VIVA – Kepala Biro Penerangan Masyarakat Divisi Humas Polri, Brigjen Rusdi Hartono mengatakan, konsep pasukan Pengamanan Masyarakat Swakarsa (Pam Swakarsa) yang akan diaktifkan oleh Komjen Listyo Sigit Prabowo sebagai Kapolri berbeda dengan bentukan tahun 1998.

“Bentuk Pam Swakarsa yang disentuh Bapak Komjen Listyo sangat berbeda dengan Pam Swakarsa tahun 1998, ” kata Rusdi pada Mabes Polri pada Selasa, 26 Januari 2021.

Menurut nya, Pam Swakarsa adalah bentuk pengamanan yang dilakukan oleh pengembangan fungsi kepolisian, dan dibentuk atas dasar kemauan, kesadaran, serta kepentingan asosiasi. Tentunya, semua mendapat pengukuhan dari Kepolisian Republik Indonesia.

“Artinya, dalam seluruh aktivitas, dalam segala operasional, Pam Swakarsa senantiasa dikoordinasikan dan diawasi kepolisian. Jadi, operasionalnya tidak berlaku sendiri, ” ujarnya.

Rusdi mengatakan Pam Swakarsa maujud antara lain satuan pengamanan, misalnya, pengamanan lingkungan. Mereka akan dididik serta dilatih oleh Polri.

“Bisa (pengamanan) pada perusahaan, di dalam lingkungan atau kawasan tertentu, serta bisa juga di pemukiman bangsa, ” jelas dia.

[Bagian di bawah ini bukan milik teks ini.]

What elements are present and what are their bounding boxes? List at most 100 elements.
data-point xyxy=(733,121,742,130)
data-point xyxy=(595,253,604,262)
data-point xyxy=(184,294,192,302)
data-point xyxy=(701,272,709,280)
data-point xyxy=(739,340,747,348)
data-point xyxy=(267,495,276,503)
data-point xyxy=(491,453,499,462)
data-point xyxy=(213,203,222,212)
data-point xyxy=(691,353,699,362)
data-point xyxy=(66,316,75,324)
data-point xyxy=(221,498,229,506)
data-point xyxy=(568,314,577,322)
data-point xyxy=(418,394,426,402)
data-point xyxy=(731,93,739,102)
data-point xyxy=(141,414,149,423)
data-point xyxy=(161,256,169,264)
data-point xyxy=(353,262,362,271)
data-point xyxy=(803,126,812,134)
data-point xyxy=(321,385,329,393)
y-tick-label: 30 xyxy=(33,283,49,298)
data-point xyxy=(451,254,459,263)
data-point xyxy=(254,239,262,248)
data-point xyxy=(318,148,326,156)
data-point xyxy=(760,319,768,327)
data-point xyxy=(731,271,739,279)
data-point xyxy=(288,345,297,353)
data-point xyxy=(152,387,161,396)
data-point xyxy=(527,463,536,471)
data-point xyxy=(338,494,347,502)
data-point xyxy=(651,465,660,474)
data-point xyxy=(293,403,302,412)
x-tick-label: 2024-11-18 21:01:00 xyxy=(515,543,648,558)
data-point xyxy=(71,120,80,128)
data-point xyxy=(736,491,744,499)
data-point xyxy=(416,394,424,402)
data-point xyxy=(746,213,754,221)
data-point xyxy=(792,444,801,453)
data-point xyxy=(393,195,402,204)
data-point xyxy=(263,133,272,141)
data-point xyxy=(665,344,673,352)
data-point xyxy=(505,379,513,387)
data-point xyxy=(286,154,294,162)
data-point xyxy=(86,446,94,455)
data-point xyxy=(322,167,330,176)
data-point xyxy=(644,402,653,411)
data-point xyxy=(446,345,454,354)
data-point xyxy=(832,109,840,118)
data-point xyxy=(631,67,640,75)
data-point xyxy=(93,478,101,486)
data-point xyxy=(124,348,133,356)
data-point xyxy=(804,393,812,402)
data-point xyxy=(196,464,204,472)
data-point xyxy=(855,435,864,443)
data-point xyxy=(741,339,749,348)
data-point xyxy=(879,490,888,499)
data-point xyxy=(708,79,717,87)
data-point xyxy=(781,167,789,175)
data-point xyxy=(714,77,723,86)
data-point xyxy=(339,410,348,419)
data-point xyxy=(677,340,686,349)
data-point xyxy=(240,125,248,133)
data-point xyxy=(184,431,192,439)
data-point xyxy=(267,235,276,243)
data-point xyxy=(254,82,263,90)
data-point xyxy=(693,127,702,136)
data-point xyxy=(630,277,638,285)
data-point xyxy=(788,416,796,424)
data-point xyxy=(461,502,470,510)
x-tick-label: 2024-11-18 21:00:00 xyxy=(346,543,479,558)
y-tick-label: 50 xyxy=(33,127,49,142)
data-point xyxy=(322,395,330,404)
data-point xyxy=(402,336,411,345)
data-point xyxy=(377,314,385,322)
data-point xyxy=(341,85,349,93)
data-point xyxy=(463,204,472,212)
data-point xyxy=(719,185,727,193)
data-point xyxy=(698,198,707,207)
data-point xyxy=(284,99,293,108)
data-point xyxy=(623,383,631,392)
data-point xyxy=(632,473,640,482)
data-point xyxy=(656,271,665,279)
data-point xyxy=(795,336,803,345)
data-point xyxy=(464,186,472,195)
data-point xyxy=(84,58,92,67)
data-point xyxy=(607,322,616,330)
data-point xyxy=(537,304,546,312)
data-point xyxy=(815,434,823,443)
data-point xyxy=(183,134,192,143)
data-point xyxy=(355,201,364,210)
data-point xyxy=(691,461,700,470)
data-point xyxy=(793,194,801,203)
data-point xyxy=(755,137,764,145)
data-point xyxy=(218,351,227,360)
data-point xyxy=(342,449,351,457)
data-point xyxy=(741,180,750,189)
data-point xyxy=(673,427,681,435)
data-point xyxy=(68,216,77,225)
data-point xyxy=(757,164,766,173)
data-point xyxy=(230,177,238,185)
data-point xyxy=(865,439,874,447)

Baca pula: Kakak Beradik di Medan Menggugat Ibu Kandung Rp12 Miliar

Rusdi menjelaskan, Pam Swakarsa bisa juga berupa satuan ketenangan lingkungan yang dibentuk oleh kelompok sendiri atas dasar kemauan serta kepentingan masyarakat. Biasanya, bentukan tersebut adanya di lingkungan masyarakat status.

“Diketuai oleh kepala rukun-rukun setempat, bisa Ketua RT atau Ketua RW, ” katanya.

Rusdi mengatakan Polri juga akan mengakomodir kearifan lokal. Pam Swarkasa juga bisa berupa seperti pecalang di Bali, maupun kelompok-kelompok sadar kebahagiaan, dan ketertiban masyarakat (kamtibmas) yang ada di lingkungan masyarakat.

Bentuk yang lainnya, lanjut dia, bisa siswa maupun mahasiswa Bhayangkara. Ini didekatkan dengan kesibukan kepramukaan. Jadi, bentuk Pam Swakarsa inilah yang akan disentuh & dimantapkan kembali oleh Bapak Komjen Listyo.

“Jadi, operasional satuan pengamanan ini senantiasa dalam koordinasi dan pengawasan aparat kepolisian, ” katanya.